Tortuous is the best word I can conjure to describe the journey through Fort Lauderdale’s so called ‘International Airport’. Aircraft were landing in constant streams, mostly from Caribbean Islands, Mexico and nearby countries, with their passengers adding to the chaotic situation inside the terminal.

Airport staff were rude, absolutely unwelcoming and carried an air of resentment that they had to perform their duties. Laggardly describes the immigration staff and ‘unbelievable’ best describes the staff who constantly shouted orders for passengers of certain flights to do this and that.

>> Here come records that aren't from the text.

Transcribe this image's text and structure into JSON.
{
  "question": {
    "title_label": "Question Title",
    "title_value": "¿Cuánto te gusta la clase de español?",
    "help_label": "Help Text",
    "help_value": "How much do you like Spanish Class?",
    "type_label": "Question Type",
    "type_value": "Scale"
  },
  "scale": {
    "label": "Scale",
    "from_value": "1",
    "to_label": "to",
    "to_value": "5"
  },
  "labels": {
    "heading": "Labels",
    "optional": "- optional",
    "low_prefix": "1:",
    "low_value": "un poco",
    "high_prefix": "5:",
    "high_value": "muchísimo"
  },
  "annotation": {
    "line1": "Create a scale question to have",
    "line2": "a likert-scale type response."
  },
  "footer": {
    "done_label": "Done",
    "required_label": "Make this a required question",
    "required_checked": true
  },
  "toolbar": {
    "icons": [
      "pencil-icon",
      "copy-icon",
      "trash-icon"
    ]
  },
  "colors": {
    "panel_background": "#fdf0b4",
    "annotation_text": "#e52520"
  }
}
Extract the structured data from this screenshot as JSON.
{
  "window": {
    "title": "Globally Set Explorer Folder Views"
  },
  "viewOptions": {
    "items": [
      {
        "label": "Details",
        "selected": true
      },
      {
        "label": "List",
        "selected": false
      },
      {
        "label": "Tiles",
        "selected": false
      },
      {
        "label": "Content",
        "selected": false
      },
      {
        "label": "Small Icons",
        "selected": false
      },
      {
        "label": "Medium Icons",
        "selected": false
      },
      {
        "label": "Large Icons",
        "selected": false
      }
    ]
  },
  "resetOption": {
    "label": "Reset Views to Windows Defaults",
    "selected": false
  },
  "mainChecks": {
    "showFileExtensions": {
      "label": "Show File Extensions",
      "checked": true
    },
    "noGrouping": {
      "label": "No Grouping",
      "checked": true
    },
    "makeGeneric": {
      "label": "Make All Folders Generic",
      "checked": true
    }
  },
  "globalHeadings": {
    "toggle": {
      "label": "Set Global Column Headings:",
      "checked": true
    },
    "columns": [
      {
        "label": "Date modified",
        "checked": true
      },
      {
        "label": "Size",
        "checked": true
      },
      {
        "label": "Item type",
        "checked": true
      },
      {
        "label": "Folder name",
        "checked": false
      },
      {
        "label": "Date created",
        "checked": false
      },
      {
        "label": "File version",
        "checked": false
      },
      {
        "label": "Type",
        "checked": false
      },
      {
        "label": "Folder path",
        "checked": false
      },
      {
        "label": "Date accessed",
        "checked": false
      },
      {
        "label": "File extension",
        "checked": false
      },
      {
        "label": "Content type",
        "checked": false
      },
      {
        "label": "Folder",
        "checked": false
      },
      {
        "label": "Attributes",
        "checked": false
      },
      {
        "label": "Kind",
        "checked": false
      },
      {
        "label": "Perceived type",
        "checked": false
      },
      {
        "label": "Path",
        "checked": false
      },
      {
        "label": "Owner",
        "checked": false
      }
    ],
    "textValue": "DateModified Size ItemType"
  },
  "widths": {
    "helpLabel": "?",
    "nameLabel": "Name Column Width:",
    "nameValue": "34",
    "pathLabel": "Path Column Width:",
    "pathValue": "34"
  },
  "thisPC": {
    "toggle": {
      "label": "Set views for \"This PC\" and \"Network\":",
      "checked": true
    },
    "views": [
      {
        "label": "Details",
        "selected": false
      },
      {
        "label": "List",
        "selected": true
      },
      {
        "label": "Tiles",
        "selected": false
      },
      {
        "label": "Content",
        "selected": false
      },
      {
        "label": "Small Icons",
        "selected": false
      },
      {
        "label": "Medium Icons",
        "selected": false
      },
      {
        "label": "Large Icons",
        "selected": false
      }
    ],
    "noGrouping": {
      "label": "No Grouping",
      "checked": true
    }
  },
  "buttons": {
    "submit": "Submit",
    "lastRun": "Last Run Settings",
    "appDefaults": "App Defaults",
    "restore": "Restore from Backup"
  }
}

Eventually through immigration and into the tiny baggage claim hall. Two! Yes, Two carousels only – both empty and unmoving. During the HOUR that I spent waiting for the one on which my luggage was to appear, many hundreds of passengers completely filled the hall. Heated arguments could be heard, children were crying, elderly people having to sit on the floor because there were NO seats and in the rising temperature, tempers did similarly.

When my case eventually appeared and when trying to fight my way through to reach it, it was then that I noticed that its telescopic handle was broken.

So, two hours after alighting from the bus, I finally got through the terminal to my awaiting car driver for the final 150 mile journey north by road to my accommodation.

None of this quite unbelievable scenario can be blamed upon Norwegian Air Shuttle, Fort Lauderdale airport is just not fit for purpose…could that be the reason that this airline also now offers flights from London to Orlando?

I have written four letters to Fort Lauderdale Airport Manager but have not even had the courtesy of an acknowledgement, never mind a reply.

Now on to my return flight.

Scheduled departure time 22.00hrs. Actual departure only 15 minutes later. Same aircraft, same cabin, same seat. Cabin crew as good as my outbound flight. The cabin lighting and ambience does help one to relax and even sleep. The meal served – again in the cardboard box, was adequate and many types of drinks were readily available throughout the flight. With a following jet stream, we shot eastwards at over 600 mph, landing at Gatwick exactly on time.

This then is the account of my experiences with Norwegian Air, the Gatwick number 1 Lounge and Fort Lauderdale Airport.

If I was to use the scale ‘marks out of ten’. I would award 8 – 3 and 0 respectively.